The US government doesn’t pay its bills with ‘cash currency’, the green paper Americans carry around in their pocket. So the Fed cannot crank up the printing press like central banks did in Weimar Germany in the 1920s, or in recent years, in Zimbabwe. The US government needs ‘deposit currency’ – or ‘electronic’ currency, to put it into Mr. Bernanke’s terms – so that it can pay its bills by check or wire transfer. Payment for goods and services by deposit currency are made through the banking system, and nearly all commerce in the United States is conducted in this way. So where will the Federal Reserve get enough deposit currency to enable it to continue purchasing US government debt?

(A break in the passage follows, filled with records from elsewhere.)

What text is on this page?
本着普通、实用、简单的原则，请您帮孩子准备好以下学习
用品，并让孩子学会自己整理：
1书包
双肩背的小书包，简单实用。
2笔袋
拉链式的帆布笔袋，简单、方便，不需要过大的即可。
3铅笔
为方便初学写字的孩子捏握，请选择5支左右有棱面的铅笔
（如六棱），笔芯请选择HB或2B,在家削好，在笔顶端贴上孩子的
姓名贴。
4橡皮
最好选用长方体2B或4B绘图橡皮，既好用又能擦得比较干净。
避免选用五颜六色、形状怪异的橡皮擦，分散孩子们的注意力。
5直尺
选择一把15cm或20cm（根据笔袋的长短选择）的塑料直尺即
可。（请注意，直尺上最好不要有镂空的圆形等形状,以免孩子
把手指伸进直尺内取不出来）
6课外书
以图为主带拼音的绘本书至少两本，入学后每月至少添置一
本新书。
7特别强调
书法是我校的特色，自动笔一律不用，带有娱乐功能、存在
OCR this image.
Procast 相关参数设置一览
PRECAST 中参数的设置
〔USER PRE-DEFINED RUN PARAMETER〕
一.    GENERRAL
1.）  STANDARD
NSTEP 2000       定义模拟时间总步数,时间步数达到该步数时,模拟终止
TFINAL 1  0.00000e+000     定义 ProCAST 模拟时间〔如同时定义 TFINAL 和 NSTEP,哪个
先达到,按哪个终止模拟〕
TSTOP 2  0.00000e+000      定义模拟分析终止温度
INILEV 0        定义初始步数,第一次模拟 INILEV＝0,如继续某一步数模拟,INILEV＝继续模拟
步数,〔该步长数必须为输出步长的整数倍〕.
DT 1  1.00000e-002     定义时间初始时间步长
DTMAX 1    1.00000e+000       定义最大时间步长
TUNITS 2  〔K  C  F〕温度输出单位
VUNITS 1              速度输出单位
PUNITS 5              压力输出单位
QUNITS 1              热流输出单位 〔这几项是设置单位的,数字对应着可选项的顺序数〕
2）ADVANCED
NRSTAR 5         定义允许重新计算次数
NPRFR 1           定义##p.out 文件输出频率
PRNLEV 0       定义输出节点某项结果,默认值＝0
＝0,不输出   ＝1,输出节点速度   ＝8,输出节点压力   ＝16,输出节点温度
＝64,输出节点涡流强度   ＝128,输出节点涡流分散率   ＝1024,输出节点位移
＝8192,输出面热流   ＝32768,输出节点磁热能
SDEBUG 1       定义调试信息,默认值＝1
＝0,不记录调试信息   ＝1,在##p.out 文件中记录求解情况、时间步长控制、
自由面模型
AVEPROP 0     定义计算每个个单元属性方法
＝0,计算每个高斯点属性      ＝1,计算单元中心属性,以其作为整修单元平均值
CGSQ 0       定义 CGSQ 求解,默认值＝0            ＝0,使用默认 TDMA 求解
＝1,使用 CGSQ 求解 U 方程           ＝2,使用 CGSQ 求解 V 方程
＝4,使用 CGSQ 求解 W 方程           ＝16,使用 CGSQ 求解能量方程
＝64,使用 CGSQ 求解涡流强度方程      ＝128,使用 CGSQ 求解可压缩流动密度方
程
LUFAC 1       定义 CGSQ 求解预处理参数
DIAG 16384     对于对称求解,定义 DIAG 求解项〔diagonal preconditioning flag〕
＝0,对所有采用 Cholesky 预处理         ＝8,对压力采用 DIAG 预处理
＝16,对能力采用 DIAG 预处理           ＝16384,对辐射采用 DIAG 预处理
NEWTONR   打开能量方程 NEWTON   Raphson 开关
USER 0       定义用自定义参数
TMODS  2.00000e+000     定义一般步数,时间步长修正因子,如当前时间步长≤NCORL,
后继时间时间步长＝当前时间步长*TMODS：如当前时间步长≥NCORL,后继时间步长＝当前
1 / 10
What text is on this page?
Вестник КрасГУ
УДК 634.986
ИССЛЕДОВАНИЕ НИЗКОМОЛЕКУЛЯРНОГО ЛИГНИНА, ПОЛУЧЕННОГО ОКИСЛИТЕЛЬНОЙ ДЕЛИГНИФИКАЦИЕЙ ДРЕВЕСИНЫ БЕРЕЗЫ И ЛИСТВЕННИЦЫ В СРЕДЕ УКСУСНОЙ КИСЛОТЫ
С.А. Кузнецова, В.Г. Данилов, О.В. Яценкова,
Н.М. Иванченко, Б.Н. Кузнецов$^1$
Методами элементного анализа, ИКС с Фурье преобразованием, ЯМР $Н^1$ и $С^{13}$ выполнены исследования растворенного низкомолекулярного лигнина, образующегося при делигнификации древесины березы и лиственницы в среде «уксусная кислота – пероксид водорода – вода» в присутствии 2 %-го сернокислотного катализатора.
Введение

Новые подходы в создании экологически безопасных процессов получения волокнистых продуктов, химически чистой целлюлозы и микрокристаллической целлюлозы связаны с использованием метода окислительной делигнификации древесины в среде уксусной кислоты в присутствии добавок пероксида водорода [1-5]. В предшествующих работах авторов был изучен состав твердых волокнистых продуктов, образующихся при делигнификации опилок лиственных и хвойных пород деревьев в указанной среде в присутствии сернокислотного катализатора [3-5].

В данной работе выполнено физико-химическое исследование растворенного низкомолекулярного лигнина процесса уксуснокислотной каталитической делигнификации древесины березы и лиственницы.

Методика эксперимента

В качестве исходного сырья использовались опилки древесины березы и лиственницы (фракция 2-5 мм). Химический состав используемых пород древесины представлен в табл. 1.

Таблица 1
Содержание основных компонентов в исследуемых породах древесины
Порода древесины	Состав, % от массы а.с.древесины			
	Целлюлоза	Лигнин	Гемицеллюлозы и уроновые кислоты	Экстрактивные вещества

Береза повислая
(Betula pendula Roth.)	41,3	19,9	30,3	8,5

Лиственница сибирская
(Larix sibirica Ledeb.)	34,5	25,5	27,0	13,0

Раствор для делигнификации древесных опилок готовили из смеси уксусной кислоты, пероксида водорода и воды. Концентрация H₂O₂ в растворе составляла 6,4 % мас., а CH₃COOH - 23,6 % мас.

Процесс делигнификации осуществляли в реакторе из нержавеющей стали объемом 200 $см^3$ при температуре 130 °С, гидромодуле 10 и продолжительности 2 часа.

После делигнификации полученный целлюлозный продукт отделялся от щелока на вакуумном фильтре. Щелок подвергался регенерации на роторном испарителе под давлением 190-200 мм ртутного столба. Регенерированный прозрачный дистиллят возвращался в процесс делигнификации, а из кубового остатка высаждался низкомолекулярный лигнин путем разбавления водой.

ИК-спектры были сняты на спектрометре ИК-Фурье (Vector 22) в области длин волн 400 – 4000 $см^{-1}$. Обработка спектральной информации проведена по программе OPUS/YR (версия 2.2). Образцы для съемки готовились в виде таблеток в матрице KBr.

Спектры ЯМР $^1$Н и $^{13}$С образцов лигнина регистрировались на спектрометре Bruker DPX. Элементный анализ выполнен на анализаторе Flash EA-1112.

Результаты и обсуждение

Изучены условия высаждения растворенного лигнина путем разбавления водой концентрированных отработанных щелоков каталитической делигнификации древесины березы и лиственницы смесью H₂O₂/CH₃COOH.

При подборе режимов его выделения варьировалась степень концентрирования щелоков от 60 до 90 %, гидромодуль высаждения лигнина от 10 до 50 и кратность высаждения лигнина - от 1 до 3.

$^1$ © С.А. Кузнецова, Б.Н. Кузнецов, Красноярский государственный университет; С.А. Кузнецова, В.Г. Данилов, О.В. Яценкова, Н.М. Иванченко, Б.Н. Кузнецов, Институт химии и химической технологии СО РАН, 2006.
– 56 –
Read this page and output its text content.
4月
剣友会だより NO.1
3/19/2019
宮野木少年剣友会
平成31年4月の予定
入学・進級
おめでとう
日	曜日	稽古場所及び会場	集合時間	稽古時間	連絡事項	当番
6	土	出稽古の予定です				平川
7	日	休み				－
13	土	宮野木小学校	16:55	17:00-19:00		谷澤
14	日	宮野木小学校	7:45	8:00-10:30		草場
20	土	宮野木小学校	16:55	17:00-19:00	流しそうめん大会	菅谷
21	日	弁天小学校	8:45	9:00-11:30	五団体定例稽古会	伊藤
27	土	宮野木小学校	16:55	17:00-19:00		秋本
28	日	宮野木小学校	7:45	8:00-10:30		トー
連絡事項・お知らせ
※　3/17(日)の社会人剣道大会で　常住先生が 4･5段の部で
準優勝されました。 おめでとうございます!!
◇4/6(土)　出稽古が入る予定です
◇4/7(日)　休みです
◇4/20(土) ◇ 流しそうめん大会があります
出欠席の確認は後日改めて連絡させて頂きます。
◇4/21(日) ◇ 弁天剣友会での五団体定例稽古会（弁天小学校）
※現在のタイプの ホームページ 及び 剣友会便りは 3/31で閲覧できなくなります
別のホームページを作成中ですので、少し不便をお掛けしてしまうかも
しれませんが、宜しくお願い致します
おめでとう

• Jason Deparle (The New York Times): Living on nothing but food stamps, January 2, 2010.
About six million Americans receiving food stamps report they have no other income, according to an analysis of state data collected by The New York Times. Their numbers were rising before the recession as tougher welfare laws made it harder for poor people to get cash aid, but they have soared by about 50% over the past two years. About one in 50 Americans now lives in a household with a reported income that consists of nothing but a food-stamp card.

• Richard Barley (The Wall Street Journal): Gentlemen prefer corporate bonds to sovereign debt, December 31, 2009.
After a blistering 2009, corporate-bond markets are set for a more sedate 2010. No longer obviously cheap, the market faces a number of hurdles. But that doesn’t mean investors should write off corporate bonds as last year’s fad. Technical and fundamental forces suggest corporate bonds could keep running a while longer.

• Jim Wallis (The Washington Post): A religious response to the financial crisis, January 3, 2010.
The banks say they are “too big to fail”. So let’s make them smaller. We might finally get Wall Street’s attention.